A notificação não informa por quanto tempo os dois viveram na mesma residência.  No texto, Tereza afirma que Igor “tem um irmão na Polícia Militar, um primo na Polícia Civil e uma prima na Polícia Penal”. A informação aparece no trecho em que Tereza contesta a associação de seu nome às condições de custódia de Igor. Segundo ela, a referência aos demais familiares busca mostrar que o advogado possui outros vínculos no Estado e não deve haver presunção de influência ou responsabilidade de qualquer deles.

“A referência a tais vínculos não é realizada para atribuir a esses familiares qualquer participação, influência ou responsabilidade”, afirma a notificação.

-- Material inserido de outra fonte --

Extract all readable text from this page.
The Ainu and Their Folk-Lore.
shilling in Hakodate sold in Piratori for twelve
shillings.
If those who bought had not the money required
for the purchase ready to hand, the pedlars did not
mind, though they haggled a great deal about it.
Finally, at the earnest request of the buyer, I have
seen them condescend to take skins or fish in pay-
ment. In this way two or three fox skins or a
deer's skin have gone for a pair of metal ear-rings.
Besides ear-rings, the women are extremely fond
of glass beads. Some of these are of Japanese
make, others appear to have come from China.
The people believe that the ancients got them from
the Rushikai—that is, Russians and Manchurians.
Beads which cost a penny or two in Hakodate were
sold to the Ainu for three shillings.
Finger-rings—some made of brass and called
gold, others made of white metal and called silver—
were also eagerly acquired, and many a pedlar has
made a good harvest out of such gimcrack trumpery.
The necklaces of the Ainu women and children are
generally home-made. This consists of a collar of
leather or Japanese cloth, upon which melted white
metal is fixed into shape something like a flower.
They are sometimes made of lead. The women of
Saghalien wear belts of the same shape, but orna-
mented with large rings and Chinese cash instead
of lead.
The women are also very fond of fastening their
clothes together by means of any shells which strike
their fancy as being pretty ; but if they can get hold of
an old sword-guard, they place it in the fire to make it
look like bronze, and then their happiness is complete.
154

Tereza Cristina Ibiapina da Rocha Araújo é citada na reportagem em razão do vínculo familiar com o investigado. Foto: Divulgação Caato

Tereza sustenta que parentesco ou relação pessoal, por si só, não comprovam interferência na administração pública. No mesmo documento, ela afirma que não exerce função na Secretaria de Estado da Cidadania e Justiça (Seciju), não administra unidade prisional e não praticou ato de intermediação para obter tratamento diferenciado para Igor.

A revelação ocorre no momento em que as condições de custódia do advogado são questionadas. A Folha do Girassol publicou nesta sexta-feira que fontes apontam tratamento diferenciado a Igor no sistema prisional e procurou a Seciju para esclarecer os critérios adotados.

Trecho da notificação extrajudicial enviada à editora-chefe da Folha do Girassol, jornalista Marcia Alves

Na própria notificação, Tereza afirma considerar legítima a apuração sobre eventual tratamento diferenciado, mas defende que a investigação identifique quem definiu a forma de custódia, em qual espaço Igor está preso e qual fundamento legal ou administrativo justificou eventual separação dos demais detentos.

Igor foi preso preventivamente nesta quinta-feira (6), sob suspeita de envolvimento na morte do filho, Gustavo Veloso Feitosa, de 3 anos, em Palmas.

Confira a reportagem no link abaixo:

https://folhadogirassol.com.br/2026/08/07/advogado-preso-pela-morte-do-filho-de-3-anos-em-palmas-esta-tendo-tratamento-diferenciado-dizem-fontes/

Entenda o caso

Gustavo Veloso Feitosa, morreu no último domingo (2), em Palmas. Inicialmente, o pai da criança, o advogado Igor Veloso, informou à Polícia Civil que o filho havia se afogado na piscina da residência. No entanto, a perícia apontou lesões incompatíveis com a versão apresentada, e a investigação passou a tratar o caso como suspeita de homicídio qualificado e tortura. Gustavo apresentava múltiplas lesões pelo corpo, incluindo ferimentos na cabeça e lacerações na região anal e no intestino.

Com o avanço das investigações, Igor e a madrasta do menino, Kathellen Moreira, tiveram as prisões preventivas decretadas. Segundo a Polícia Civil, novos laudos ainda serão concluídos e poderão alterar o enquadramento jurídico do caso.

Nesta sexta-feira (7), a Secretaria de Estado da Cidadania e Justiça (Seciju) informou que Igor está custodiado em espaço separado dos demais detentos por critérios de segurança previstos na legislação e negou que ele receba qualquer tipo de privilégio no sistema prisional.